Why Can My Sins Be Forgiven

Speaker:

The scene was the Garden of Gethsemane. A band of men from the chief priests and Pharisees had arrived to arrest Jesus. Peter, wanting to defend Jesus, drew out his sword and struck the high priest’s servant, cutting off his right ear. Not only did Jesus heal the man’s ear but he took time to make clear to Peter that He, the very Son of God, was soon going to lay down His life willingly.

Then said Jesus to Peter, “Put up your sword into the sheath: the cup which my Father hath given me, shall I not drink it?” (John 18:11).

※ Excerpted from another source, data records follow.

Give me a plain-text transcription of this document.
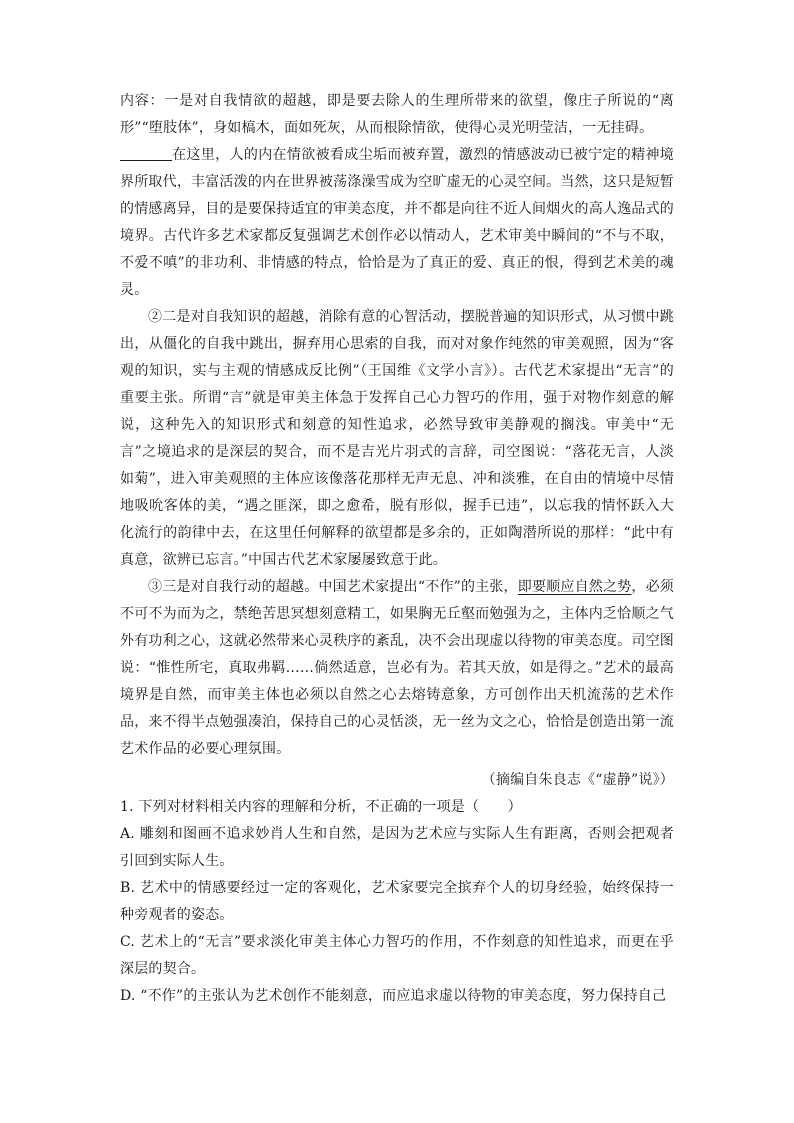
内容：一是对自我情欲的超越，即是要去除人的生理所带来的欲望，像庄子所说的“离形”“堕肢体”，身如槁木，面如死灰，从而根除情欲，使得心灵光明莹洁，一无挂碍。

在这里，人的内在情欲被看成尘垢而被弃置，激烈的情感波动已被宁定的精神境界所取代，丰富活泼的内在世界被荡涤澡雪成为空旷虚无的心灵空间。当然，这只是短暂的情感离异，目的是要保持适宜的审美态度，并不都是向往不近人间烟火的高人逸品式的境界。古代许多艺术家都反复强调艺术创作必以情动人，艺术审美中瞬间的“不与不取，不爱不嗔”的非功利、非情感的特点，恰恰是为了真正的爱、真正的恨，得到艺术美的魂灵。

②二是对自我知识的超越，消除有意的心智活动，摆脱普遍的知识形式，从习惯中跳出，从僵化的自我中跳出，摒弃用心思索的自我，而对对象作纯然的审美观照，因为“客观的知识，实与主观的情感成反比例”（王国维《文学小言》）。古代艺术家提出“无言”的重要主张。所谓“言”就是审美主体急于发挥自己心力智巧的作用，强于对物作刻意的解说，这种先入的知识形式和刻意的知性追求，必然导致审美静观的搁浅。审美中“无言”之境追求的是深层的契合，而不是吉光片羽式的言辞，司空图说：“落花无言，人淡如菊”，进入审美观照的主体应该像落花那样无声无息、冲和淡雅，在自由的情境中尽情地吸吮客体的美，“遇之匪深，即之愈希，脱有形似，握手已违”，以忘我的情怀跃入大化流行的韵律中去，在这里任何解释的欲望都是多余的，正如陶潜所说的那样：“此中有真意，欲辨已忘言。”中国古代艺术家屡屡致意于此。

③三是对自我行动的超越。中国艺术家提出“不作”的主张，即要顺应自然之势，必须不可不为而为之，禁绝苦思冥想刻意精工，如果胸无丘壑而勉强为之，主体内乏恰顺之气外有功利之心，这就必然带来心灵秩序的紊乱，决不会出现虚以待物的审美态度。司空图说：“惟性所宅，真取弗羁……倘然适意，岂必有为。若其天放，如是得之。”艺术的最高境界是自然，而审美主体也必须以自然之心去熔铸意象，方可创作出天机流荡的艺术作品，来不得半点勉强凑泊，保持自己的心灵恬淡，无一丝为文之心，恰恰是创造出第一流艺术作品的必要心理氛围。

（摘编自朱良志《“虚静”说》）

1. 下列对材料相关内容的理解和分析，不正确的一项是（　　）

A. 雕刻和图画不追求妙肖人生和自然，是因为艺术应与实际人生有距离，否则会把观者引回到实际人生。

B. 艺术中的情感要经过一定的客观化，艺术家要完全摈弃个人的切身经验，始终保持一种旁观者的姿态。

C. 艺术上的“无言”要求淡化审美主体心力智巧的作用，不作刻意的知性追求，而更在乎深层的契合。

D. “不作”的主张认为艺术创作不能刻意，而应追求虚以待物的审美态度，努力保持自己
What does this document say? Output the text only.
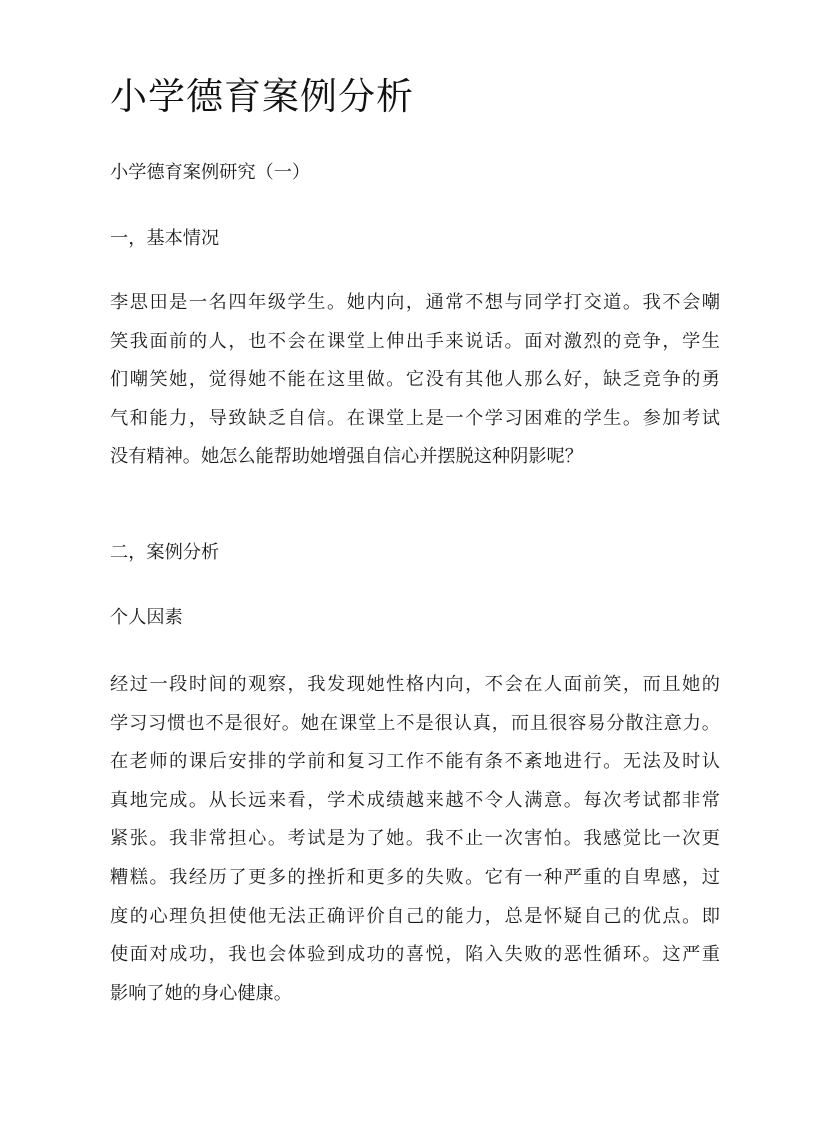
小学德育案例分析

小学德育案例研究（一）

一，基本情况

李思田是一名四年级学生。她内向，通常不想与同学打交道。我不会嘲
笑我面前的人，也不会在课堂上伸出手来说话。面对激烈的竞争，学生
们嘲笑她，觉得她不能在这里做。它没有其他人那么好，缺乏竞争的勇
气和能力，导致缺乏自信。在课堂上是一个学习困难的学生。参加考试
没有精神。她怎么能帮助她增强自信心并摆脱这种阴影呢？

二，案例分析

个人因素

经过一段时间的观察，我发现她性格内向，不会在人面前笑，而且她的
学习习惯也不是很好。她在课堂上不是很认真，而且很容易分散注意力。
在老师的课后安排的学前和复习工作不能有条不紊地进行。无法及时认
真地完成。从长远来看，学术成绩越来越不令人满意。每次考试都非常
紧张。我非常担心。考试是为了她。我不止一次害怕。我感觉比一次更
糟糕。我经历了更多的挫折和更多的失败。它有一种严重的自卑感，过
度的心理负担使他无法正确评价自己的能力，总是怀疑自己的优点。即
使面对成功，我也会体验到成功的喜悦，陷入失败的恶性循环。这严重
影响了她的身心健康。
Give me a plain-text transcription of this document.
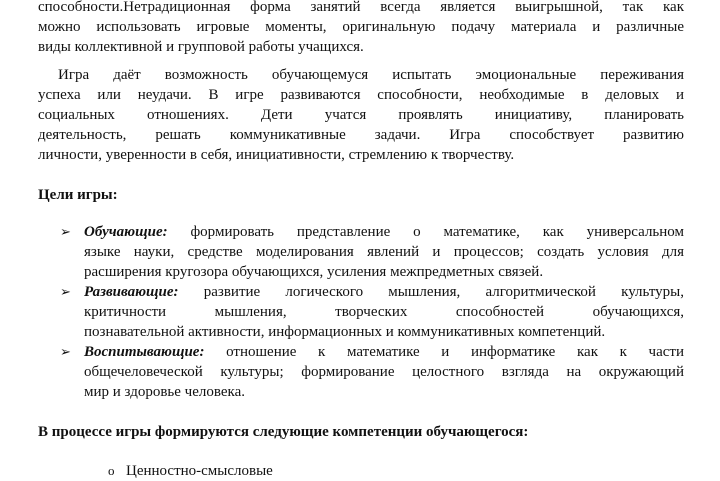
способности.Нетрадиционная форма занятий всегда является выигрышной, так как
можно использовать игровые моменты, оригинальную подачу материала и различные
виды коллективной и групповой работы учащихся.
Игра даёт возможность обучающемуся испытать эмоциональные переживания
успеха или неудачи. В игре развиваются способности, необходимые в деловых и
социальных отношениях. Дети учатся проявлять инициативу, планировать
деятельность, решать коммуникативные задачи. Игра способствует развитию
личности, уверенности в себя, инициативности, стремлению к творчеству.
Цели игры:
➢ Обучающие: формировать представление о математике, как универсальном
языке науки, средстве моделирования явлений и процессов; создать условия для
расширения кругозора обучающихся, усиления межпредметных связей.
➢ Развивающие: развитие логического мышления, алгоритмической культуры,
критичности мышления, творческих способностей обучающихся,
познавательной активности, информационных и коммуникативных компетенций.
➢ Воспитывающие: отношение к математике и информатике как к части
общечеловеческой культуры; формирование целостного взгляда на окружающий
мир и здоровье человека.
В процессе игры формируются следующие компетенции обучающегося:
o Ценностно-смысловые
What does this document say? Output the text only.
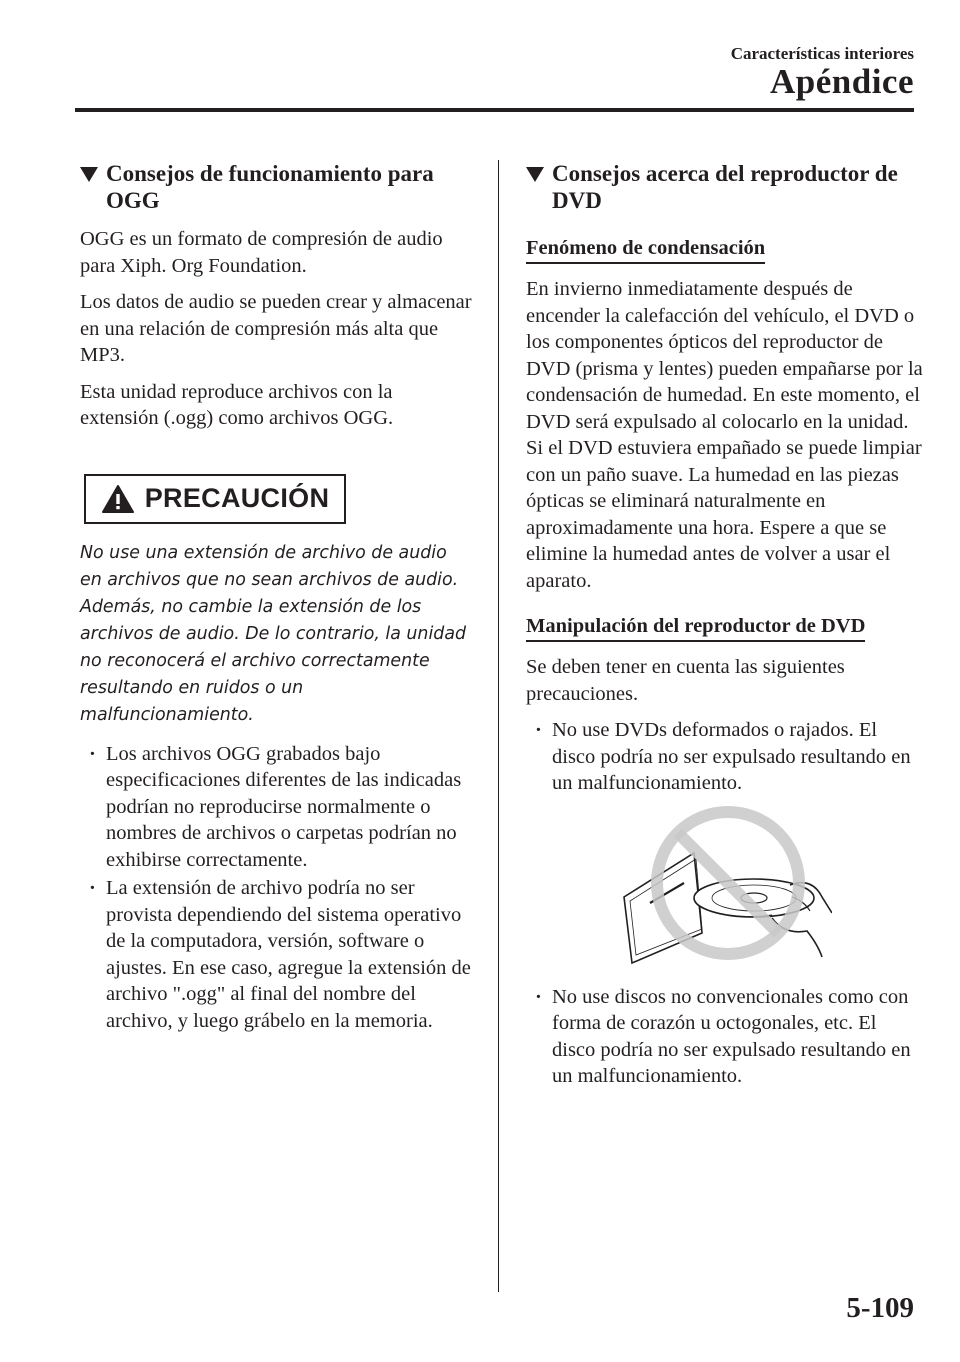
Características interiores
Apéndice
Consejos de funcionamiento para OGG

OGG es un formato de compresión de audio para Xiph. Org Foundation.

Los datos de audio se pueden crear y almacenar en una relación de compresión más alta que MP3.

Esta unidad reproduce archivos con la extensión (.ogg) como archivos OGG.

PRECAUCIÓN

No use una extensión de archivo de audio en archivos que no sean archivos de audio. Además, no cambie la extensión de los archivos de audio. De lo contrario, la unidad no reconocerá el archivo correctamente resultando en ruidos o un malfuncionamiento.

· Los archivos OGG grabados bajo especificaciones diferentes de las indicadas podrían no reproducirse normalmente o nombres de archivos o carpetas podrían no exhibirse correctamente.
· La extensión de archivo podría no ser provista dependiendo del sistema operativo de la computadora, versión, software o ajustes. En ese caso, agregue la extensión de archivo ".ogg" al final del nombre del archivo, y luego grábelo en la memoria.
Consejos acerca del reproductor de DVD
Fenómeno de condensación

En invierno inmediatamente después de encender la calefacción del vehículo, el DVD o los componentes ópticos del reproductor de DVD (prisma y lentes) pueden empañarse por la condensación de humedad. En este momento, el DVD será expulsado al colocarlo en la unidad. Si el DVD estuviera empañado se puede limpiar con un paño suave. La humedad en las piezas ópticas se eliminará naturalmente en aproximadamente una hora. Espere a que se elimine la humedad antes de volver a usar el aparato.

Manipulación del reproductor de DVD

Se deben tener en cuenta las siguientes precauciones.

· No use DVDs deformados o rajados. El disco podría no ser expulsado resultando en un malfuncionamiento.
· No use discos no convencionales como con forma de corazón u octogonales, etc. El disco podría no ser expulsado resultando en un malfuncionamiento.
5-109
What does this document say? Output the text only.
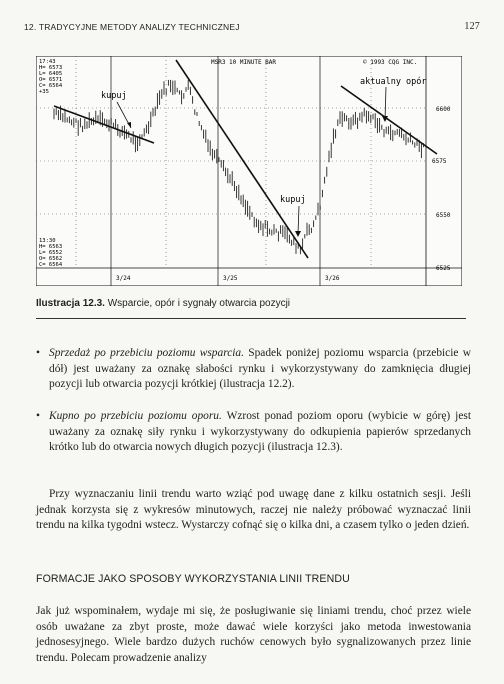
12. TRADYCYJNE METODY ANALIZY TECHNICZNEJ	127
MSR3 10 MINUTE BAR	© 1993 CQG INC.
17:43
H= 6573
L= 6405
O= 6571
C= 6564
+35
13:30
H= 6563
L= 6552
O= 6562
C= 6564
6600
6575
6550
6525
3/24	3/25	3/26
kupuj
aktualny opór
kupuj
Ilustracja 12.3. Wsparcie, opór i sygnały otwarcia pozycji
• Sprzedaż po przebiciu poziomu wsparcia. Spadek poniżej poziomu wsparcia (przebicie w dół) jest uważany za oznakę słabości rynku i wykorzystywany do zamknięcia długiej pozycji lub otwarcia pozycji krótkiej (ilustracja 12.2).
• Kupno po przebiciu poziomu oporu. Wzrost ponad poziom oporu (wybicie w górę) jest uważany za oznakę siły rynku i wykorzystywany do odkupienia papierów sprzedanych krótko lub do otwarcia nowych długich pozycji (ilustracja 12.3).
Przy wyznaczaniu linii trendu warto wziąć pod uwagę dane z kilku ostatnich sesji. Jeśli jednak korzysta się z wykresów minutowych, raczej nie należy próbować wyznaczać linii trendu na kilka tygodni wstecz. Wystarczy cofnąć się o kilka dni, a czasem tylko o jeden dzień.
FORMACJE JAKO SPOSOBY WYKORZYSTANIA LINII TRENDU
Jak już wspominałem, wydaje mi się, że posługiwanie się liniami trendu, choć przez wiele osób uważane za zbyt proste, może dawać wiele korzyści jako metoda inwestowania jednosesyjnego. Wiele bardzo dużych ruchów cenowych było sygnalizowanych przez linie trendu. Polecam prowadzenie analizy
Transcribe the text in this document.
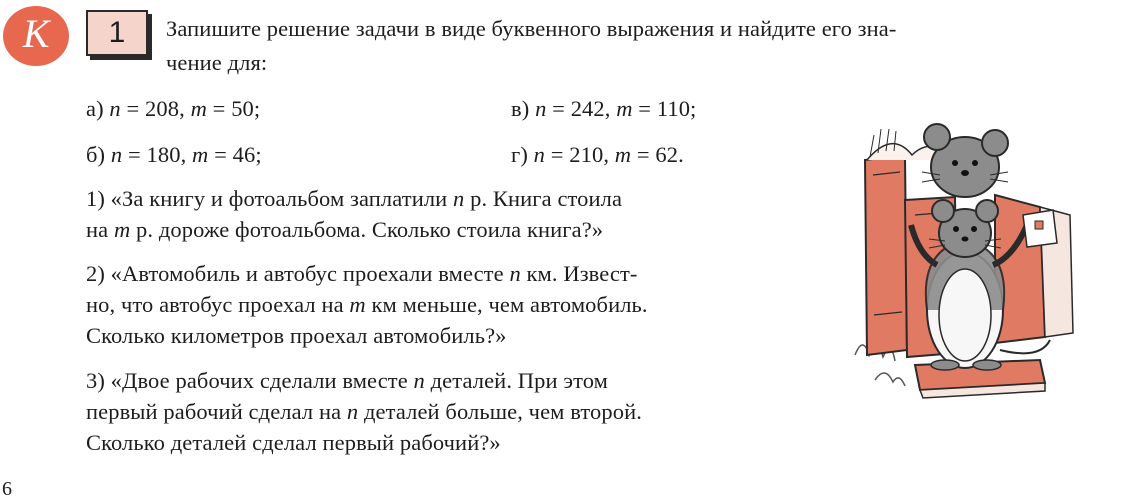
К 1 Запишите решение задачи в виде буквенного выражения и найдите его зна-
чение для:
а) n = 208, m = 50;	в) n = 242, m = 110;
б) n = 180, m = 46;	г) n = 210, m = 62.
1) «За книгу и фотоальбом заплатили n р. Книга стоила
на m р. дороже фотоальбома. Сколько стоила книга?»
2) «Автомобиль и автобус проехали вместе n км. Извест-
но, что автобус проехал на m км меньше, чем автомобиль.
Сколько километров проехал автомобиль?»
3) «Двое рабочих сделали вместе n деталей. При этом
первый рабочий сделал на n деталей больше, чем второй.
Сколько деталей сделал первый рабочий?»
6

Bible teacher F. B. Meyer explains,

Consider the ingredients of Christ’s cup—the shame and spitting; the pain and anguish; the physical torture; and, above all, the bitterness of our sins, which were made to meet in Him; the guilt of our curse, which He voluntarily assumed; the equivalent of our punishment, which was imputed to Him. If we may so put it, the human race stood in one long line, each with a cup of hemlock in his hand; and Christ, passing along, took from each his cup, and poured its contents into the vast beaker which He carried: so that, on the cross He “tasted death for every man’ Thus, our lives brim with salvation, because His brimmed with condemnation. Our cup is one of joy, because His was one of sorrow. Our cup is one of blessedness, because His was one of God-forsakenness.[1]

 

Let’s never forget the cost at which our eternal salvation has been made possible. Jesus suffered as we deserved to suffer. Our sins can be forgiven because Jesus paid the price in our place. Hallelujah!

[1] F. B. Meyer, The Shepherd’s Psalm (London and Edinburgh: Marshall, Morgan & Scott Ltd.n.d.), 116.